Appellate Procedure Hypos

Over which of the following district court decisions would a United States Court of Appeals have appellate jurisdiction under 28 U.S.C. § 1291? Why or why not?

  1. Denial of Officer Cue's motion for judgment on the pleadings against Bennaza
  2. Grant of Village of Kenilworth's motion for judgment on the pleadings against Bennaza
  3. Denial of Yamahonda's motion for an order to compel Christianson to submit to a physical examination in the form of a bicycle-riding test in Chicago rush-hour traffic
  4. Denial of Bicycle Messengers' motion for summary judgment on Christianson's ADA claim against it
  5. Grant of Yamahonda's motion for summary judgment on the product liability claim against it
  6. Partial grant of summary judgment against Bennaza on his claim under § 1983 against the Village
  7. Refusal in the final pre-trial order to admit any evidence as to Bennaza's state of intoxication
  8. JMOL against Bennaza on his § 1983 claim against the Village after a jury verdict in his favor

What remedy does Bennaza have if the district judge says, "I think you are a jerk, and I am not going to do anything whatsoever with this case. I'll make no decisions at all?"
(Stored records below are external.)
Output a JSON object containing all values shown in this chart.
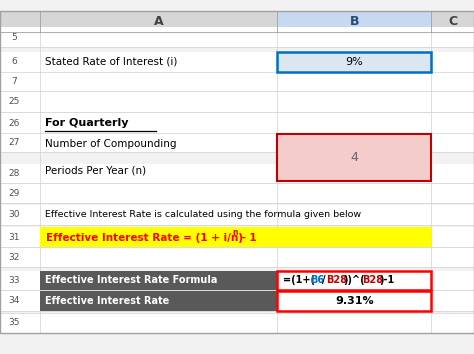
{
  "fig_width": 4.74,
  "fig_height": 3.54,
  "dpi": 100,
  "bg_color": "#ffffff",
  "grid_color": "#d0d0d0",
  "yellow_bg": "#ffff00",
  "pink_bg": "#f4cccc",
  "dark_header_bg": "#595959",
  "formula_border": "#ff0000",
  "blue_border": "#0070c0",
  "pink_border": "#c00000",
  "light_blue_bg": "#dce6f1",
  "col_b_header_bg": "#c6d9f1",
  "row6_val": "9%",
  "row28_val": "4",
  "row30_text": "Effective Interest Rate is calculated using the formula given below",
  "row31_formula": "Effective Interest Rate = (1 + i/n)",
  "row31_superscript": "n",
  "row31_formula_end": " – 1",
  "row33_label": "Effective Interest Rate Formula",
  "row34_label": "Effective Interest Rate",
  "row34_val": "9.31%",
  "for_quarterly": "For Quarterly"
}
What arguments can be made as to the reversibility on appeal of the following decisions?

  1. A jury verdict for Bennaza after Cue testified that Bennaza tried to grab his gun, and expert testimony on behalf of Cue that Cue showed restraint and followed proper procedures. Bennaza repeatedly contradicted himself while testifying and said, "I do not remember," repeatedly when pressed for details.
  2. A decision by the judge to exclude Bennaza's testimony because "No one should believe a witness who sweats profusely, raises his voice to opposing counsel, and looks down when he is testifying."
  3. A jury verdict for Christianson against Yamahonda despite no expert testimony on design of the motorcycle, after a jury instruction that said, "You may find that the motorcyle's lack of leg protection bars was negligent design from the fact that the accident occurred and the nature of the plaintiff's injuries, under the doctrine known as 'res ipsa loquitur.'"
  4. A jury verdict for Bicycle Messengers after Christianson refused during his cross examination by Bicycle Messengers to ride a bicycle around the courtroom and to climb a ladder holding packages in both hands
  5. A jury verdict for Bennaza against Cue after Bennaza testified in accordance with his lawyer-client interview and his roommate, called by the Village, testified that Bennaza told him that he was drunk, didn't remember anything, but was going to "get that Neanderthal cop."